18 Daar is een, die woorden als steken van een zwaard onbedachtelijk uitspreekt; maar de tong der wijzen is medicijn.
What some people say [hurts people badly], as much as [SIM] a sword can; but what wise [people] say (heals [others’ souls]/comforts others).
19 Een waarachtige lip zal bevestigd worden in eeuwigheid; maar een valse tong is maar voor een ogenblik.
When people tell [MTY] lies, others soon realize that what they said is not true [IDM]; but when people say what is true, others will remember that forever.
20 Bedrog is in het hart dergenen, die kwaad smeden; maar degenen die vrede raden, hebben blijdschap.
Those who plan to do what is evil are always wanting to deceive [others], but things will go well for those who plan [to do] good things.
21 Den rechtvaardigen zal geen leed wedervaren; maar de goddelozen zullen met kwaad vervuld worden.
Bad things [usually] [HYP] do not happen to righteous [people], but wicked [people] always have troubles.
22 Valse lippen zijn den HEERE een gruwel; maar die trouwelijk handelen, zijn Zijn welgevallen.
Yahweh detests those [MTY] who tell lies, but he is delighted with those who faithfully do what they promise that they will do.
23 Een kloekzinnig mens bedekt de wetenschap; maar het hart der zotten roept dwaasheid uit.
Those with good sense do not reveal [all] that they know; foolish people show [clearly] by what they say that they (are ignorant/have not learned much).
24 De hand der vlijtigen zal heersen; maar de bedriegers zullen onder cijns wezen.
Those [SYN] who work hard become rulers [of others]; those who are lazy become slaves [of others.]
25 Bekommernis in het hart des mensen buigt het neder; maar een goed woord verblijdt het.
When people are anxious/worried, they become depressed/dejected, but when others speak kindly to them, it causes them to be cheerful again.
26 De rechtvaardige is voortreffelijker dan zijn naaste; maar de weg der goddelozen doet hen dwalen.
Godly/Righteous people try to [give good advice to] their friends (OR, try to make friends with others), but the manner in which wicked [people] live misleads their friends.
27 Een bedrieger zal zijn jachtvang niet braden; maar het kostelijk goed des mensen is des vlijtigen.

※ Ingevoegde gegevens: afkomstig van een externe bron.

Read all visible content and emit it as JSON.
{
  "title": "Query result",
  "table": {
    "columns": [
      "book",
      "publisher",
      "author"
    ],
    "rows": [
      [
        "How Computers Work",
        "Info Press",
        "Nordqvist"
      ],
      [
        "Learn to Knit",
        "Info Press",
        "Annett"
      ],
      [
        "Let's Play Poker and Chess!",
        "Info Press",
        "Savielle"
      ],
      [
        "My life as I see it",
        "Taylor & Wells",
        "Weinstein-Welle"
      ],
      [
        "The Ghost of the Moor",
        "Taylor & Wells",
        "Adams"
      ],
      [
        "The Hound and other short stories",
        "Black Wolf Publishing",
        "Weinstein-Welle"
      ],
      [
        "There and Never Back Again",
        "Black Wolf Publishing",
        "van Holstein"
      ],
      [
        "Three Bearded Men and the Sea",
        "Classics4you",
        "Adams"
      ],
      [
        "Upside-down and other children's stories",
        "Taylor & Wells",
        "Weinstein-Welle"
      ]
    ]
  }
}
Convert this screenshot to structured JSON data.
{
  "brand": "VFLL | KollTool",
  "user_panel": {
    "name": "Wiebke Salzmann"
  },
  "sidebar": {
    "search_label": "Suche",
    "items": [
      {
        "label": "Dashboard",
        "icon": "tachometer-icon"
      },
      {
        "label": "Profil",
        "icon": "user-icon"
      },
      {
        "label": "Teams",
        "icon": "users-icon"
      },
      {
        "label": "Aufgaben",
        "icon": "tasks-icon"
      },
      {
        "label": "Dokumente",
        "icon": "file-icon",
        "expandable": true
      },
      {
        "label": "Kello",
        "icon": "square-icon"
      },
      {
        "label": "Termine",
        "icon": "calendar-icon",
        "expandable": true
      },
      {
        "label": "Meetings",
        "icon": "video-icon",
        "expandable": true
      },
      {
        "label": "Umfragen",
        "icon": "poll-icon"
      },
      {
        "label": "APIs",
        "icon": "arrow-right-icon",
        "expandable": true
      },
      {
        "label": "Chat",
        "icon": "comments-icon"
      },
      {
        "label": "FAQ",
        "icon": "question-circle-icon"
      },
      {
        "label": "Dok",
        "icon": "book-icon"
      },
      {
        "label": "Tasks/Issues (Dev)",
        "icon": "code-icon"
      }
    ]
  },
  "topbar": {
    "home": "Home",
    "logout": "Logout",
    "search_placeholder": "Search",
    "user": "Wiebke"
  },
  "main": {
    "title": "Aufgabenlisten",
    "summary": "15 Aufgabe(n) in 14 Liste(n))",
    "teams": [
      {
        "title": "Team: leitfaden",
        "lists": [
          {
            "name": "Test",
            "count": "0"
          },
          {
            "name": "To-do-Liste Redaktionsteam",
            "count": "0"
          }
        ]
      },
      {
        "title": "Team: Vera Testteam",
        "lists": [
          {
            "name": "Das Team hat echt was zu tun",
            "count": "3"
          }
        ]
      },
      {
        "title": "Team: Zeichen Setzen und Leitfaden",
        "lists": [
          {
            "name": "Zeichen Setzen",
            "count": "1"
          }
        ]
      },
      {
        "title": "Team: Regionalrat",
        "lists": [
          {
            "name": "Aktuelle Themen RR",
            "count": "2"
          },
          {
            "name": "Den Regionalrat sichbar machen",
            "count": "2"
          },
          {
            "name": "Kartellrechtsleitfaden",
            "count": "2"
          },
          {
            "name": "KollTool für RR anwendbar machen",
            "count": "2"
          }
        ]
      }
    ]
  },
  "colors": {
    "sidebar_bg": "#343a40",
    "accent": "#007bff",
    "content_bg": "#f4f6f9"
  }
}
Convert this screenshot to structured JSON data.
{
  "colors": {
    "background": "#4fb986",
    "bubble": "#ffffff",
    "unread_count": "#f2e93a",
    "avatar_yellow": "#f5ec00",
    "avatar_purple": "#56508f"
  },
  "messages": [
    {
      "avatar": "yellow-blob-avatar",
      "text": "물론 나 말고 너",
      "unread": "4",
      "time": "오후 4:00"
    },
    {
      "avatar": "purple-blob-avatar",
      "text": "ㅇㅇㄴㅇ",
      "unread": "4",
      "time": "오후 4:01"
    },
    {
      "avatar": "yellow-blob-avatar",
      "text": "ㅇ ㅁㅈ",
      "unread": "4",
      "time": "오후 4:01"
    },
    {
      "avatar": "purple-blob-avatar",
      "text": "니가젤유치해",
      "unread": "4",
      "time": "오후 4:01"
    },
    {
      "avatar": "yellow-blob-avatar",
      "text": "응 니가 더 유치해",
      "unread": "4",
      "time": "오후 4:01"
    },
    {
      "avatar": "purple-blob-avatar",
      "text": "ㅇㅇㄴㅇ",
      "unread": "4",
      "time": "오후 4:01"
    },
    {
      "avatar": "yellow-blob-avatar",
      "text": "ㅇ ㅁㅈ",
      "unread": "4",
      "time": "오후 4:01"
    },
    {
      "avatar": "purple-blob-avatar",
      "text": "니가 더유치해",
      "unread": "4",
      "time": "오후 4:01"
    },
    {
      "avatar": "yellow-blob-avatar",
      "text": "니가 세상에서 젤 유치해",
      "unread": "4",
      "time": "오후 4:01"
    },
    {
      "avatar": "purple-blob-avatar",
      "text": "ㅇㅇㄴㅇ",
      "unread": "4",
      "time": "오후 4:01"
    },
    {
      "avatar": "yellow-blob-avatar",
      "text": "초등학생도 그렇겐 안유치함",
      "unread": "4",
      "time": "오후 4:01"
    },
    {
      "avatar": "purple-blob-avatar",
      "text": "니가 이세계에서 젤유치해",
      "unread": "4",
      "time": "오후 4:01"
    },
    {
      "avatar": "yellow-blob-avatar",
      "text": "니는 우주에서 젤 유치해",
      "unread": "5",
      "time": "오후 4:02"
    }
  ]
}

Lazy people do not even [cook the meat of] the animals that they catch/kill, but those who work hard will acquire (OR, are like) a valuable treasure.
28 In het pad der gerechtigheid is het leven; en in den weg van haar voetpad is de dood niet.
Those who (live righteously/continually do what is right) are [walking] on the road to a long life; (it is not a road to death/they will not die when they are still young).